Many offer an insurace package to cover the enormous labor costs of having to pay for time-consuming audit. Conservative estimates of an audit range from at least $10,000 or more.

2 You’re still using spreadsheets

Google Sheets and Microsoft Excel are great for book keeping but not for maintaining accounts. I find GDrive particulary useful because it’s free and accessible from any of my devices.

Trouble starts when you overwrite data, duplicate data or just fail to back-up a year’s worth of numbers. Spreadsheets give you a view of what’s on the page but not the full financial picture. 

When I began as a freelancer, I kept a single spreadsheet on an old Dell laptop until the drive crashed one night. Months of expenses and receipts up in smoke. Lesson learned. 

Any successful business you care to mention enlists the expertise of professionals. You can be 100% certain that they manage their clients finances with professional software not spreadsheets.

Photo by Jason Leung on Unsplash

3 You don’t know what you’re worth

Imagine I ask you what you have in the bank, what you’re owed and what your net worth is. Could you tell me? Do you know where you stand right now in terms of income and outgoings?

A business can have valuable assets but still fail because it doesn’t have enough money coming in to cover payroll, subscriptions, overheads, taxes and everything else.

You need an overview at all times so you know how you stand. According to the USBA, the number one reason owners close firms is mismanagement of cash-flow.

I started coaching a trainer last December and the first thing I asked her was ‘how liquid are you’. She was thinking like an employee and had absolutely no idea. Alway know the answer.

READ OUR ARTICLE: Why you need to control expenses, fast!

4 You’re spending time you don’t have

If you’re stretched right now. It’s probably because you are doing everything yourself. You are spending time issuing invoices and tracking expenses when you could be charging for your time.

Have you calculated how much this is costing you? Put a dollar amount on your time. Would you be happy if you hired someone and they generated zero revenue? Of course not. 

You became a facilitator / coach / trainer so you could facilitate / coach / train, right? So do that! Spend your most important asset (time) doing what you’re world-class at and make money doing. 

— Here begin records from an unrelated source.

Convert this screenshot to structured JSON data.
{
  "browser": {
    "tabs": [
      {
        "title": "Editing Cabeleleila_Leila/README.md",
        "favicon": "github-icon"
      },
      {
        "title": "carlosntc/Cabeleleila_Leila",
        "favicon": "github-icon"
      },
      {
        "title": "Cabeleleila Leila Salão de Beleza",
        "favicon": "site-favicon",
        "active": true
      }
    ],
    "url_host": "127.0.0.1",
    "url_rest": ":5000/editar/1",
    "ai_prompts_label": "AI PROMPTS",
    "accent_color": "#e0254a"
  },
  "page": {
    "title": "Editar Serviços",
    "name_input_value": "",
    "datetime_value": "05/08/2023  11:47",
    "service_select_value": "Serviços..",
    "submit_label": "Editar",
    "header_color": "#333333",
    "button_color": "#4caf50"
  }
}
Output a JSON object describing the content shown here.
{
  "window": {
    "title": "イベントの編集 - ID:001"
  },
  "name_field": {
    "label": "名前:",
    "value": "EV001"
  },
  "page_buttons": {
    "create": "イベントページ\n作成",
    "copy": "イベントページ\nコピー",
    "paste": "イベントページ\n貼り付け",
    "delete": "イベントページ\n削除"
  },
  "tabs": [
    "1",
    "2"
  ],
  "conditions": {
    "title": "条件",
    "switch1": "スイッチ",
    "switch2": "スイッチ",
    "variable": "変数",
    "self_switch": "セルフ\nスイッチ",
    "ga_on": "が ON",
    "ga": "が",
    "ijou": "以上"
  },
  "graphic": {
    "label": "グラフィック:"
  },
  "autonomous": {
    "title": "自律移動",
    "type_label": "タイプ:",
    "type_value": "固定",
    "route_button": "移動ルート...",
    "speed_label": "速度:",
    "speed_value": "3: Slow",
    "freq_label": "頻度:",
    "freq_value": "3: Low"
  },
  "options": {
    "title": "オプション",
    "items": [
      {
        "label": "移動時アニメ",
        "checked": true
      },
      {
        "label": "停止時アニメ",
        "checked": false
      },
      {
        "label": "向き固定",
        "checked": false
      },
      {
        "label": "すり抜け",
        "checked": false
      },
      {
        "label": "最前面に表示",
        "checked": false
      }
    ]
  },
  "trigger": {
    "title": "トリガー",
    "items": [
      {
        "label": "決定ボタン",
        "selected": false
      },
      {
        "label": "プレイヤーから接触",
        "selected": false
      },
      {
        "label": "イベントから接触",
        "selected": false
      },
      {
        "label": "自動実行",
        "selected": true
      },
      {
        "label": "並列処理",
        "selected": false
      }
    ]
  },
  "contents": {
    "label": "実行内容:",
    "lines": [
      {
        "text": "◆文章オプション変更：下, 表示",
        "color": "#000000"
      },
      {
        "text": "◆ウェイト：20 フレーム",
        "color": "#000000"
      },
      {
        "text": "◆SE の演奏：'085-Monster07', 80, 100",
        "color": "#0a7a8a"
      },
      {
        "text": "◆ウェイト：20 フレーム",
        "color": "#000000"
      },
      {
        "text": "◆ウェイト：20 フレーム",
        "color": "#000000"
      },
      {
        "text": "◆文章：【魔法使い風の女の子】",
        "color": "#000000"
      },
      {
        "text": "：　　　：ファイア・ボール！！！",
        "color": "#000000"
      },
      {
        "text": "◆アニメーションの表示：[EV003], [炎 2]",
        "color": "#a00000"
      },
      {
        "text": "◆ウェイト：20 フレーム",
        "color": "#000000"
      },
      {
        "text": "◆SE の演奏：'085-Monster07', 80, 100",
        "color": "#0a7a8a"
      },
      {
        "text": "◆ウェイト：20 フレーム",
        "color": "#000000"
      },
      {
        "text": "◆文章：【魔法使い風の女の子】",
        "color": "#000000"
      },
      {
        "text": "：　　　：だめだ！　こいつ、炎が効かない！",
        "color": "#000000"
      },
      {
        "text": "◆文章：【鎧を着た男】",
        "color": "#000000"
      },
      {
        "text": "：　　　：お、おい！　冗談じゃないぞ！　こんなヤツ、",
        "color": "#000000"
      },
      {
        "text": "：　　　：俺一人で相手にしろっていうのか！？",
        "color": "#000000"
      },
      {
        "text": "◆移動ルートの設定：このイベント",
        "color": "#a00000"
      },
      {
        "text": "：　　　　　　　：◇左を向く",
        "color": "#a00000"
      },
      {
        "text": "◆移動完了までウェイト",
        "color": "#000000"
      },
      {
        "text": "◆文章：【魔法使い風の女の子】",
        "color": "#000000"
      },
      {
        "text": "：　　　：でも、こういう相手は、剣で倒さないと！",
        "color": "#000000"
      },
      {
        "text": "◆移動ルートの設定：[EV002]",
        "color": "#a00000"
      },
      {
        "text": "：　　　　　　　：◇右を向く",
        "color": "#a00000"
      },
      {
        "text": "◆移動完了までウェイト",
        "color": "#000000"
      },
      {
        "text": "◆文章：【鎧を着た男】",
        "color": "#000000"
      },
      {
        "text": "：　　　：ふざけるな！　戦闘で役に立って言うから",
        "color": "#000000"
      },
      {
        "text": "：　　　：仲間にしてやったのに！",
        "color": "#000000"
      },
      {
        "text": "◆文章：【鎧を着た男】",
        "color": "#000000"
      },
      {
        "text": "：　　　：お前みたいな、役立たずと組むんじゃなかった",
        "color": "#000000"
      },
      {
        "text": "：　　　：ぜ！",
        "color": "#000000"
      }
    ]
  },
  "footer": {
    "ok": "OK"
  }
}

In ‘Money’ by Rob Moore, I learned all about IGAs These are Income Generating Activities. When you are spending your time on IGAs, you are making money. Time spent on anything else is a cost.

5 You just don’t like numbers

If sitting down to a pile of receipts and expense claims is your idea of a nightmare, you’re not alone. Many freelancers avoid accounts until the eleventh hour. Numbers demand full attention.

Ask yourself whether you are prone to making financial errors. Have you ever submitted a report with a miscalculation? When you’re dealing with your money, it can be very costly.

Thousands of self-employed consultants and trainers use powerful but easy-to-use cloud-based software like Freshbooks to track expenses, invoice clients and maintain their cash-flow.

DIY Finance is not for everyone. Even if you like poring over charts and numbers, it’s a good idea to have an expert second set of eyes in case a small error morphs into one with legal implications!

Conclusion

These 5 signs should be seen as gentle warnings. There are going to be other signals that tell you you are better off focusing on what you do best and outsourcing the rest.

You and I need to understand accounts but we should leave management of them to money professionals. There are far too many risks in highly-technical disciplines like tax and finance.

As a training professional, you’re best on front of people who pay you to help them. Sitting behind a set of accounts is not helping anyone. If you’re unconvinced, maybe you’re in the wrong role.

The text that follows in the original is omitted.